In the popular musical, ‘My Fair Lady’, the phonetics teacher, Professor Higgins, laments, ‘Why can’t the English teach their children how to speak?’ Were he a real character and alive today, Professor Higgins would probably be lamenting even louder that this trend has not only continued but has taken on an international context. Apparently, these days, British e-learning providers aren’t even the best at teaching people to speak English.


In a competition which included e-learning materials from the BBC, the British Council, and the (admittedly American) Wall Street Institute, the winner was goFLUENT. To be fair, goFLUENT is an experienced and leading provider of distance English training, but it is based in Switzerland and has offices in Paris, among other places, but not London.


The French website, ‘Pour Se Former’, analysed ten online English language materials providers recently and said of goFLUENT that: ‘In our opinion, this is one of the best offers on the web. The videos and the audio resources are focused on the company sector and current economic environment.  Learners also greatly benefit from Harvard Business Review articles that deal with management research, especially those with an intermediate level. Learner level is taken into account for each exercise, and all resources require the learners’ full attention, but some of the Harvard Business Review articles might be a bit long for some individuals.  Also useful are opportunities to practise for job interviews and meetings by listening to examples and doing exercises.’  


Describing goFLUENT’s approach, this independent study went on to say: ‘After taking a test to determine her/his level, the learner can work on many educational resources that are related to the business world. Videos provided by AFP and the New York Times provide a significant foundation of goFLUENT’s online learning. Articles are shown with difficult words highlighted and, as the learner scrolls over them, the definition appears. Afterwards, there are exercises and quizzes that test the learner’s comprehension. These consist of open questions (not multiple-choice) where the learner must come up with the right answer. There are also spaces where the learner must write a phrase that is heard in a video. Grammar exercises that are related to words used in the video are also available. Participants can also listen to articles from the Harvard Business Review while the text scrolls on the screen. As is done with the videos, the articles are also accompanied by exercises and a vocabulary list.’


To access the full study, visit:



Comment: So, it’s happened again.
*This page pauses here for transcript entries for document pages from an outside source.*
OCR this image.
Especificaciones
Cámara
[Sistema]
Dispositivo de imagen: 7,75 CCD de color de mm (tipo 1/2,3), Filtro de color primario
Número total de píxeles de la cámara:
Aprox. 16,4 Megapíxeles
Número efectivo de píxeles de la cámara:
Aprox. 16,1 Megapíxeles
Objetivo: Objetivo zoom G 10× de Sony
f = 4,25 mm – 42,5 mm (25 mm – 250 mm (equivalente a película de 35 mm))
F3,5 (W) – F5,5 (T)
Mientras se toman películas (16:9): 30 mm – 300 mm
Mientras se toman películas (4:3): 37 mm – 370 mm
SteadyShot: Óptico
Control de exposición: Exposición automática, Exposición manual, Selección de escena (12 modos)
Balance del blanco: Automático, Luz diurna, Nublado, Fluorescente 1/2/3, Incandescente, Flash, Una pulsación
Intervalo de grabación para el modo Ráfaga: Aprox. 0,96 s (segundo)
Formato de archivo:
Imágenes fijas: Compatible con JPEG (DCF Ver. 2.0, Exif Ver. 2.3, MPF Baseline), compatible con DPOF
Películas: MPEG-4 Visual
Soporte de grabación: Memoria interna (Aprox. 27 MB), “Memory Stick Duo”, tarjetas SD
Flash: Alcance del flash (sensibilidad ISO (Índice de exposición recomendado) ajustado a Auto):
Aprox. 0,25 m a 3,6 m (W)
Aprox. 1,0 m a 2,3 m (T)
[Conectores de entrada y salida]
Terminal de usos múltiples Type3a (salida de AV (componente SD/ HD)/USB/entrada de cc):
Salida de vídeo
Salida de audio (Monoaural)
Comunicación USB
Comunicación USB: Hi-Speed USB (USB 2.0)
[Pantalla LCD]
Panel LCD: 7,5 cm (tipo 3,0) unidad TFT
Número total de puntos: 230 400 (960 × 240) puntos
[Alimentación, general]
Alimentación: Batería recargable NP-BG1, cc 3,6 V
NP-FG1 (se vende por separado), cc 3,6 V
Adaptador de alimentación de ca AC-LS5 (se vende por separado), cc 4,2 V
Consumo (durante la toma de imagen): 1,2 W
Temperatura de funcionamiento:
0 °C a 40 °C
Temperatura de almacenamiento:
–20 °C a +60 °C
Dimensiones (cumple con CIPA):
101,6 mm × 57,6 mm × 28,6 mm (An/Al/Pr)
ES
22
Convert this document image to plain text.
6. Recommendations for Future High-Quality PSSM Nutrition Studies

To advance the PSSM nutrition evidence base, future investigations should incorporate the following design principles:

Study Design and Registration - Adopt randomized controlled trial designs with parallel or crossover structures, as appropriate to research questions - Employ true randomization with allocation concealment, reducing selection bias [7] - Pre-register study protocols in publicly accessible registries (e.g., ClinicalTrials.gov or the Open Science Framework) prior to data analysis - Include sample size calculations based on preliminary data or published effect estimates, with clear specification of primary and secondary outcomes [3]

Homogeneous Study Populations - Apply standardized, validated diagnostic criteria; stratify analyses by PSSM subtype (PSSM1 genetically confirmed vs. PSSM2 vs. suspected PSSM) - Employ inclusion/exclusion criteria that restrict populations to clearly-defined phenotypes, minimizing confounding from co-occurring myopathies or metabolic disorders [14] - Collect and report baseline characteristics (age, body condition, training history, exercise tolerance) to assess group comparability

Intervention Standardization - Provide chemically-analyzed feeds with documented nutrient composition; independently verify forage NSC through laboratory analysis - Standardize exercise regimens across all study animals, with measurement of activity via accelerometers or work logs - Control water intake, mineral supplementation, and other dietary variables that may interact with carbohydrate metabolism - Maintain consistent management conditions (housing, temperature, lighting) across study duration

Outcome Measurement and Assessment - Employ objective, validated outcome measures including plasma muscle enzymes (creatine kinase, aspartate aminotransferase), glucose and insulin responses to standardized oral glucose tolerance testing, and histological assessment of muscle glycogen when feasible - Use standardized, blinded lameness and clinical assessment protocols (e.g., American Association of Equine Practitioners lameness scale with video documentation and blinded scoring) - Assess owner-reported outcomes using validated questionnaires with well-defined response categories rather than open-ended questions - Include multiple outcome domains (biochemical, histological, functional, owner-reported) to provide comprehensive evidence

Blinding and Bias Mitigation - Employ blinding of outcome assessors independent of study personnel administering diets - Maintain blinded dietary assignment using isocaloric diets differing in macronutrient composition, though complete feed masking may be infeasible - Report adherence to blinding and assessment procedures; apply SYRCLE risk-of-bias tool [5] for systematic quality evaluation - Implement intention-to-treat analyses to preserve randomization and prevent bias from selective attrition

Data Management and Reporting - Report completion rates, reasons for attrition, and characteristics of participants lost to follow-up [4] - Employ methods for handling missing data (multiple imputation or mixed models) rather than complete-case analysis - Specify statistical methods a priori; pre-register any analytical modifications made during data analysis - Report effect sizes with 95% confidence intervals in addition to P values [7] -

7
We give the world organised sports – such as association football, rugby (union and league), tennis and cricket – and other nations learn to play them better than we do.


We give the world a language not only rich in poetic application but also meaningful in technological terms and it becomes the accepted international language of business. Then we can’t even be best at teaching it to others. Once again, that accolade moves overseas.


‘C’est la vie!’ As they say in France.